6. Anatomy of Aqueous Outflow Pathways and Outflow Resistance
The conventional outflow pathway follows the route: anterior chamber → trabecular meshwork → Schlemm’s canal → collector channels → aqueous veins → episcleral veins → systemic circulation. The trabecular meshwork is divided into three parts from the anterior chamber side: uveal trabecular meshwork, corneoscleral trabecular meshwork, and juxtacanalicular connective tissue (JCT) 1).
Most of the aqueous outflow resistance exists between the JCT and the inner wall endothelium of Schlemm’s canal (SCE) 1). Aqueous humor flows through microscopic discontinuities in the SCE basement membrane, via giant vacuoles and pores, into the lumen of Schlemm’s canal 1). Aqueous outflow is not uniform; there are segmental regions of high and low flow 1). Glaucomatous eyes have more low-flow regions 1).
The extracellular matrix of the JCT in glaucomatous eyes is about 20 times stiffer than in normal eyes 1). Loss of trabecular meshwork cells leads to loss of IOP homeostasis response, and cell replenishment restores the response 1).
Alternative Outflow Pathway (Uveoscleral Outflow Pathway)
In the alternative outflow pathway, aqueous humor enters the ciliary body stroma from the intercellular spaces at the anterior ciliary body, travels posteriorly along the uvea, and exits the eye through the sclera. Outflow rate is reported to be 0.2–0.4 μL/min. While the conventional pathway is pressure-dependent, the alternative pathway is pressure-independent 4).

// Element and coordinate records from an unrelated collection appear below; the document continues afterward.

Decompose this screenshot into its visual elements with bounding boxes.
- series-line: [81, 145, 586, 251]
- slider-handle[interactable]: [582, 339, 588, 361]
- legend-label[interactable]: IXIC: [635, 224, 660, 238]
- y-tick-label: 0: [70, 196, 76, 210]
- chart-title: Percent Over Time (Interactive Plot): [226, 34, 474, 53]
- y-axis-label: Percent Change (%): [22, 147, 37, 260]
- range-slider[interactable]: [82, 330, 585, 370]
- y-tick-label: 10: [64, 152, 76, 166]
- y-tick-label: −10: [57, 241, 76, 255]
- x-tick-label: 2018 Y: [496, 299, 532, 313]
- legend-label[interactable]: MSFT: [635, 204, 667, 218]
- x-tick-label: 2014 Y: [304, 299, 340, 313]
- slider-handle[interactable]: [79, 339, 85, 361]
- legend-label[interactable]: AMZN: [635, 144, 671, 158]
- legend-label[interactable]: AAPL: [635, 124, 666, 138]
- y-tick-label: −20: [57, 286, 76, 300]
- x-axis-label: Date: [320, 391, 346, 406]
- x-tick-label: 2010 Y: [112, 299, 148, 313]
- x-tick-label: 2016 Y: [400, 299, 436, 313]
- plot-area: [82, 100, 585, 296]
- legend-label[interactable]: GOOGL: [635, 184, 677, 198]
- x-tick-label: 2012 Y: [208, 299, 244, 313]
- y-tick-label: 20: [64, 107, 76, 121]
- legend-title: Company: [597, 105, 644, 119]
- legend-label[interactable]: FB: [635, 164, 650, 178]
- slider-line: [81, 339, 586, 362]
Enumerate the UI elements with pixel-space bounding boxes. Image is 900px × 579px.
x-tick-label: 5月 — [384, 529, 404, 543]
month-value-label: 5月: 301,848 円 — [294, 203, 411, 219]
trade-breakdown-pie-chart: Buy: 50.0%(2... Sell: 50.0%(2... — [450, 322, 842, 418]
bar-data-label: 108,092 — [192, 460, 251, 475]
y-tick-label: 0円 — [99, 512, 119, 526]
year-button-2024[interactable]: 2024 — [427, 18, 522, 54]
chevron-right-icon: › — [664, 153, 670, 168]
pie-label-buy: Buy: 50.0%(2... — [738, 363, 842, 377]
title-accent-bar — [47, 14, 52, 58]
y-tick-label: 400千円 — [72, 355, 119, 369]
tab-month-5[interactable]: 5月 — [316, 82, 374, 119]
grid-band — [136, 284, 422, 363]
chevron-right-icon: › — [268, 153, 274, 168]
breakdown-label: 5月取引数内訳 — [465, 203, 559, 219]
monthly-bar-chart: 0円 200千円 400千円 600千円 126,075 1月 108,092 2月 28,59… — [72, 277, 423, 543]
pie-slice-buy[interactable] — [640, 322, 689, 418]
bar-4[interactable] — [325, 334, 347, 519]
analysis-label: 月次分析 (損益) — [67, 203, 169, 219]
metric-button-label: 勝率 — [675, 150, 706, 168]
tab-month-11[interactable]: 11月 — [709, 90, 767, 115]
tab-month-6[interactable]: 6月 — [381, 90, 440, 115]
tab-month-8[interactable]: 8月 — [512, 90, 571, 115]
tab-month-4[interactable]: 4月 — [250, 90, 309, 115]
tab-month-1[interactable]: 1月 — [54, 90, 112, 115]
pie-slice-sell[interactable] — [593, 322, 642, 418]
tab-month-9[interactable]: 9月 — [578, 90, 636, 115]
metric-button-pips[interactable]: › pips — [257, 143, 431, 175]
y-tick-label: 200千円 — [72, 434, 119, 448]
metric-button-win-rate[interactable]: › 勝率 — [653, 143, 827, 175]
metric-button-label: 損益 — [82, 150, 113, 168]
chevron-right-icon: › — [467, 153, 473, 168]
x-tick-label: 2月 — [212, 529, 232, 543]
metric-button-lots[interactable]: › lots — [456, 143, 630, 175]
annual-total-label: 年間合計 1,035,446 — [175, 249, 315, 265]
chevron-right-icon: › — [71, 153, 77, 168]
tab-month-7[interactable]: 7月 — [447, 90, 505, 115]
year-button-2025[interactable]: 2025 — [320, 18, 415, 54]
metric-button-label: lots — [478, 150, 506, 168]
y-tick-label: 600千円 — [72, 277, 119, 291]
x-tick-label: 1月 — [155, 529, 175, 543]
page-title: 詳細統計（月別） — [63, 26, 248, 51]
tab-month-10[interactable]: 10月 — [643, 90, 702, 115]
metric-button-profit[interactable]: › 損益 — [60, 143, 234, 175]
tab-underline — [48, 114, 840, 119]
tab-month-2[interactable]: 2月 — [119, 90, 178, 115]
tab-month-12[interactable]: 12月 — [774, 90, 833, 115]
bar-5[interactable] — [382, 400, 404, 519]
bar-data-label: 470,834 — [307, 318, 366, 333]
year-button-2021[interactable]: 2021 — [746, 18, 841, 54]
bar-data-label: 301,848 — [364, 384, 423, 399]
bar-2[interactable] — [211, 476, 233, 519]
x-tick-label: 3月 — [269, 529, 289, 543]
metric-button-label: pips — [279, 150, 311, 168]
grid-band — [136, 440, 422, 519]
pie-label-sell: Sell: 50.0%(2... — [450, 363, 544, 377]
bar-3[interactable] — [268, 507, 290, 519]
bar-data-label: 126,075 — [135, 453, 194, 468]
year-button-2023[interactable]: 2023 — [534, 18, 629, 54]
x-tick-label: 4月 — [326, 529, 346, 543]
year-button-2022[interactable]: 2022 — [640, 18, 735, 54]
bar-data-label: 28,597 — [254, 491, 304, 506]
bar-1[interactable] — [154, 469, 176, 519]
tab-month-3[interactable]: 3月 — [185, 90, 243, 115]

QWhere does aqueous outflow resistance exist?
A
Most of the aqueous outflow resistance is localized in the deepest part of the juxtacanalicular connective tissue (JCT), specifically in a 1–2 μm thick region consisting of the inner wall endothelium of Schlemm’s canal (SCE) and its basement membrane 1). Aqueous humor encounters little resistance in the intertrabecular spaces of the uveal and corneoscleral trabecular meshwork. In glaucomatous eyes, the stiffness of the extracellular matrix in this region is increased to about 20 times normal, which is considered a contributing factor to increased outflow resistance 1).
Deep learning systems have been developed to automatically detect angle closure from AS-OCT images. Fu et al. reported an area under the curve (AUC) of 0.96, sensitivity of 0.9, and specificity of 0.92. This is expected to be applied for screening patients at high risk of angle closure.
AS-OCTA enables imaging of anterior segment microvasculature without contrast agents. Visualization of deep vessels is increasingly allowing evaluation of pathways beyond the collector channels (episcleral veins and aqueous veins). In the future, its utility in assessing outflow pathways before MIGS and predicting postoperative outcomes is expected to be investigated.
Advances in OCT technology have enabled in vivo measurement of Schlemm’s canal, allowing monitoring of morphological changes in SC in response to medications, laser, and surgery. Clinical applications such as predicting SLT success and evaluating canaloplasty are progressing.